GBP/EUR rich heading into BoE

Sterling is presently trading at its best against the Euro since August of 2025, despite the fact that a BoE hold tomorrow has been priced into GBPEUR since at least the last week of January. Bets of the year end BoE rate have climbed, but only by a modest 2.5bps, suggesting more is at play behind the general Sterling rally.

I continue to expect the Bank of England to surprise to the downside regarding rates, with tertiary data suggesting continuing softness within the UK economy, especially surrounding employment data. The S&P UK services report today printed the 10th month in a row of below 50 on the employment index, the longest such run since early 2010. At the same time, Eurozone unemployment dropped in December, down to 6.2%, the lowest since the founding of the Euro in 1999.

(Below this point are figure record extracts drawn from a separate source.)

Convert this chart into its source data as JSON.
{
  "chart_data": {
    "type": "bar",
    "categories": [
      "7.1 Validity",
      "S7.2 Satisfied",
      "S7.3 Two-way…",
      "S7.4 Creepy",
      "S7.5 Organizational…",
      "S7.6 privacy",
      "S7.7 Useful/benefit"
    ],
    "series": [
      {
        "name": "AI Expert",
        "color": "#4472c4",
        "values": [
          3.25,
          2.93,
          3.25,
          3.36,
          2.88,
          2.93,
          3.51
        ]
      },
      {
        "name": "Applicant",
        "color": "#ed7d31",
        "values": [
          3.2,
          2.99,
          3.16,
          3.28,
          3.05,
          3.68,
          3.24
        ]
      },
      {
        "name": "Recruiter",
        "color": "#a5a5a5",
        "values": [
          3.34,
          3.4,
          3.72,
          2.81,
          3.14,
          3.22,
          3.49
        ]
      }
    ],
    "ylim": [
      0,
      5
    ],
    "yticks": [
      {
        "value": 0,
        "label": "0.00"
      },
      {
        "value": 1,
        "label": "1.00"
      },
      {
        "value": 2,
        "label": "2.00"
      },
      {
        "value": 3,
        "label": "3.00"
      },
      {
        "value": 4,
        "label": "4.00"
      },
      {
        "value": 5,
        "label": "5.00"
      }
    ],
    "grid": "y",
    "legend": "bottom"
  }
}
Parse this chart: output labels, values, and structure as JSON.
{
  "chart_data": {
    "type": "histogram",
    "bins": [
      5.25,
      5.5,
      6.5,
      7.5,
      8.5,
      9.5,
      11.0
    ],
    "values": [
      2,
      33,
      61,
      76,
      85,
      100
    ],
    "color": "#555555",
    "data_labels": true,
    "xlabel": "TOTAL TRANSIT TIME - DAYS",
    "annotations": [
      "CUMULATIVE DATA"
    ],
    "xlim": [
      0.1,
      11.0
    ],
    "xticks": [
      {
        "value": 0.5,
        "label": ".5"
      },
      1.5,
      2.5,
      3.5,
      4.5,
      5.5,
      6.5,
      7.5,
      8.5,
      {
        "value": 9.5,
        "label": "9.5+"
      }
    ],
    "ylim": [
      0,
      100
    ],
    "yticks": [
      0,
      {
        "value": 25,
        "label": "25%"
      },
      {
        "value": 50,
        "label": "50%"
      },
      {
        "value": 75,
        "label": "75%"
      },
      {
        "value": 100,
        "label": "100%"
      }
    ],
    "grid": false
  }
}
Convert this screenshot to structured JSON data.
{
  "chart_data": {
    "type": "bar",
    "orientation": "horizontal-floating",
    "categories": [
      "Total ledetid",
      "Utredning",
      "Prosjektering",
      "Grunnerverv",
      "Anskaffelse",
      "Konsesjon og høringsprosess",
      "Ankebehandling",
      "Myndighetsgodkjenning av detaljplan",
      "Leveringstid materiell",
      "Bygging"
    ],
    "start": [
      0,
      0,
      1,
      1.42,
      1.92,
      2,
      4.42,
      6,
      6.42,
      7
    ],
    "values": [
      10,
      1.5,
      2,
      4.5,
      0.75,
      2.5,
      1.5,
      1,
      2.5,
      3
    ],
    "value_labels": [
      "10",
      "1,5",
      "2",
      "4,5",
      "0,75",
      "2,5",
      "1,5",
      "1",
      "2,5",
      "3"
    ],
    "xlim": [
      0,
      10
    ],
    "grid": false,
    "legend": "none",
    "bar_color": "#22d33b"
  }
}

Moreover, the resolution of the two-year French budget debacle that saw off two Prime Ministers has seen the yield of French bonds decline, whilst UK Gilt yields continue to trip upwards and trade at a premium.

Looking ahead, with the market so strongly expecting a 7-2 (hold-cut) vote from the BoE and a likely hawkish statement to follow, anything short of this will likely rout the Pound. This is somewhat in conflict with what Monetary Policy Committee members have been saying recently and the official inflation estimates from the bank, which see inflation declining to 3% by the end of Q1.

The ECB on the other hand as acres of space to make decisions, with Deutsche Bank coming out today to give their estimate of no change in the European base rate this year. The potential for a hawkish BoE surprise is significantly slimmer than the chance of a more dovish slant.